Yes, I sign my emails to Jana with "love". Got a problem with that? Good. But she's right. I have too much time on my hands. I think I will get a hobby.... One like Dave had where he impersonated The Back Street Boys, Britney Spears, etc. in email. Man, he got a MILLION teenies to send him nudie pics, and stuff. Who knows? Maybe the "real" Lauren will send me a nudie. I'd mention the pictures that she sent me, but that's another whole can of worms and frankly, I hate worms. Don't you?

When You Care Too Much


Why am I up at one in the morning reading bullshit email? Maybe it was the vibes that I got when I was posting yesterday's post. I was right. Jana threw a hissy fit. As of later on today, like when I get home from work, I will reopen Wah! I'm sorry that I closed it. Now why am I suddenly going into asshole mode? Simple. I am sick and tired of voicing concerns for people only to have them misunderstand it. Okay, that wasn't fair. But what is? Saying to me that I have nothing better to do then look through other people's email? Why not? I mean, people steal my regular mail and open it and look through that. So what's the deal with me reading a few letters? It's the same thing: FELONY. I know that Jana didn't steal and open my box that came in Friday, but I've got a bad feeling that she sent it.
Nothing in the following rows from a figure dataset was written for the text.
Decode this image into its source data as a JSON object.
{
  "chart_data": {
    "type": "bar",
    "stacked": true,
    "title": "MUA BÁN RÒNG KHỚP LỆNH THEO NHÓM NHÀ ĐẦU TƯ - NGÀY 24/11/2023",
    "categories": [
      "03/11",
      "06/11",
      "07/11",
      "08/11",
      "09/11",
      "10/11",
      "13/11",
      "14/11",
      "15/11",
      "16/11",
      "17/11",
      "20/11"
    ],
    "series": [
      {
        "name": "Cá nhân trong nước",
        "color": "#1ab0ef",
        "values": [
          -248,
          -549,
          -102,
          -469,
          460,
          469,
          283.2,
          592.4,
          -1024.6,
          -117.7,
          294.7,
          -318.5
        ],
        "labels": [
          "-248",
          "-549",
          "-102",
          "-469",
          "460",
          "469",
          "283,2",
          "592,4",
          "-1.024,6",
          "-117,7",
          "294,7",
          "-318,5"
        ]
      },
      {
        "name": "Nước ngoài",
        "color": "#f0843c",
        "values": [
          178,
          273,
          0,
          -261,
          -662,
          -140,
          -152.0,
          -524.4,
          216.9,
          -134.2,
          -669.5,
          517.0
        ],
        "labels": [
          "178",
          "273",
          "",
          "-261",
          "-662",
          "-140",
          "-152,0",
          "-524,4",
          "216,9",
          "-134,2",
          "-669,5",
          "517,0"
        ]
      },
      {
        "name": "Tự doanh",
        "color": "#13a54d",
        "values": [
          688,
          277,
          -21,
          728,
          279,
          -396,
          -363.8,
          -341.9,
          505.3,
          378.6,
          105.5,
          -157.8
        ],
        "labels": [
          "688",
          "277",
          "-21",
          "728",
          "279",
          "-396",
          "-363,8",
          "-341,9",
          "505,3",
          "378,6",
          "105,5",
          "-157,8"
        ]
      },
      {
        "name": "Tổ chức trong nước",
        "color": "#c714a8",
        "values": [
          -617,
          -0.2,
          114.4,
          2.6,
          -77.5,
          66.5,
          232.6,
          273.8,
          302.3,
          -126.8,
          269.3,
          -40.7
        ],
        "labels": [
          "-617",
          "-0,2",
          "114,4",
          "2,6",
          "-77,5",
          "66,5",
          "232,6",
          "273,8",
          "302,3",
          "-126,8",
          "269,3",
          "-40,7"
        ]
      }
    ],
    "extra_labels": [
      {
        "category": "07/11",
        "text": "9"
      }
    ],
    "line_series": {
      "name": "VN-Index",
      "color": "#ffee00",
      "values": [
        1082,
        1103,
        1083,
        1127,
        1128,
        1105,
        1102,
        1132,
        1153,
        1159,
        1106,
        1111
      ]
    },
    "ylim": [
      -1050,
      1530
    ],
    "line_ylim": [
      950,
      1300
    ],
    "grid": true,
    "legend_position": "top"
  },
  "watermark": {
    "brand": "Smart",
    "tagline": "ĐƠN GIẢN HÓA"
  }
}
She probably read Wah!, and got out a Polaroid camera and some leather..... Okay, I'm nauseated now. I have to go lay down.

Sunday, August 05, 2001

Now That's Odd


I'm going to post a picture here. Jana will throw another hissy fit, but I don't care. It's proof that James was right:


See that? Shorty's allowed to be on the internet. Why isn't Jana? He's been on since a little after 5 (5:09 PM). He just logged off and Jana just logged on at 6:25 PM. Oh well. It's her life.